Notes pour une allocution
de l'honorable Stéphane Dion
Président du Conseil privé et
ministre des Affaires intergouvernementales

Discours devant la
Chambre de commerce de Saint-Laurent

Saint-Laurent (Québec)

Le 10 avril 2001

 

L'allocution prononcée fait foi


          Voilà cinq années maintenant que j'ai l'honneur de représenter la circonscription de Saint-Laurent-Cartierville à la Chambre des communes. Tout en m'inspirant beaucoup de la grande dame qui m'a précédé, Shirley Maheu, j'ai essayé d'imprimer mon style, j'ai tenté d'innover. Et l'une des innovations auxquelles je tiens le plus est ce bilan financier de la fédération que vous m'invitez à faire tous les printemps.

          Cette année, le sujet qui s'impose à mon avis est l'équilibre fiscal entre le gouvernement fédéral et les gouvernements des provinces. Ces derniers - et pas seulement celui du Québec - doutent qu'un équilibre prévale en ce moment.

          S'ils ne pratiquent pas tous la surenchère verbale qui amène notre gouvernement du Québec à parler « d'étranglement fiscal » des provinces, rien de moins, ils sont nombreux à adopter le slogan : l'argent est à Ottawa, les besoins sont dans les provinces.

          Ce slogan ne correspond pas à la réalité. Certes, le gouvernement fédéral, sous le leadership du très honorable Jean Chrétien, a redressé sa situation financière de façon spectaculaire depuis 1993. Mais les provinces aussi ont amélioré considérablement l'état de leurs finances.

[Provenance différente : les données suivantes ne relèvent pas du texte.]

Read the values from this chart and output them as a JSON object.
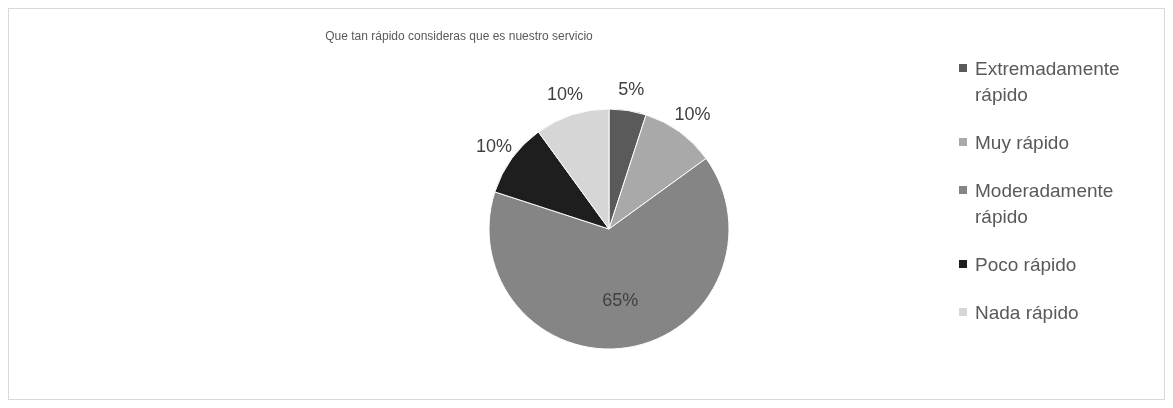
{
  "chart_data": {
    "type": "pie",
    "title": "Que tan rápido consideras que es nuestro servicio",
    "categories": [
      "Extremadamente rápido",
      "Muy rápido",
      "Moderadamente rápido",
      "Poco rápido",
      "Nada rápido"
    ],
    "values": [
      5,
      10,
      65,
      10,
      10
    ],
    "colors": [
      "#5a5a5a",
      "#a9a9a9",
      "#858585",
      "#1e1e1e",
      "#d6d6d6"
    ],
    "value_labels": [
      "5%",
      "10%",
      "65%",
      "10%",
      "10%"
    ],
    "legend": "right"
  }
}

Contrairement à ce que l'on pourrait croire, le gouvernement fédéral ne nagera pas dans les surplus au cours des prochaines années. Tout comme les provinces, il lui faudra gérer de façon judicieuse une marge de sécurité acquise au prix de bien des sacrifices consentis par les Canadiens.

          Cela dit, que l'on pense qu'il y a équilibre fiscal ou non, on doit convenir qu'il s'agit là d'une question très importante. Comme ministre des Affaires intergouvernementales du Canada, je tiens à ce que nous ayons une fédération forte, pas seulement un gouvernement fédéral fort.

          Après avoir examiné successivement la situation financière du gouvernement fédéral et celle des gouvernements des provinces, je m'arrêterai sur le cas particulier des coûts de la santé. On verra que, plutôt que de déséquilibre fiscal, c'est de la responsabilité collective de nos gouvernements dont il faut parler.

1. La situation financière du gouvernement fédéral

          Rien ne contribue davantage à créer l'impression d'un déséquilibre fiscal que les surplus que le gouvernement fédéral est parvenu à accumuler. Voyons ce qu'il en est exactement.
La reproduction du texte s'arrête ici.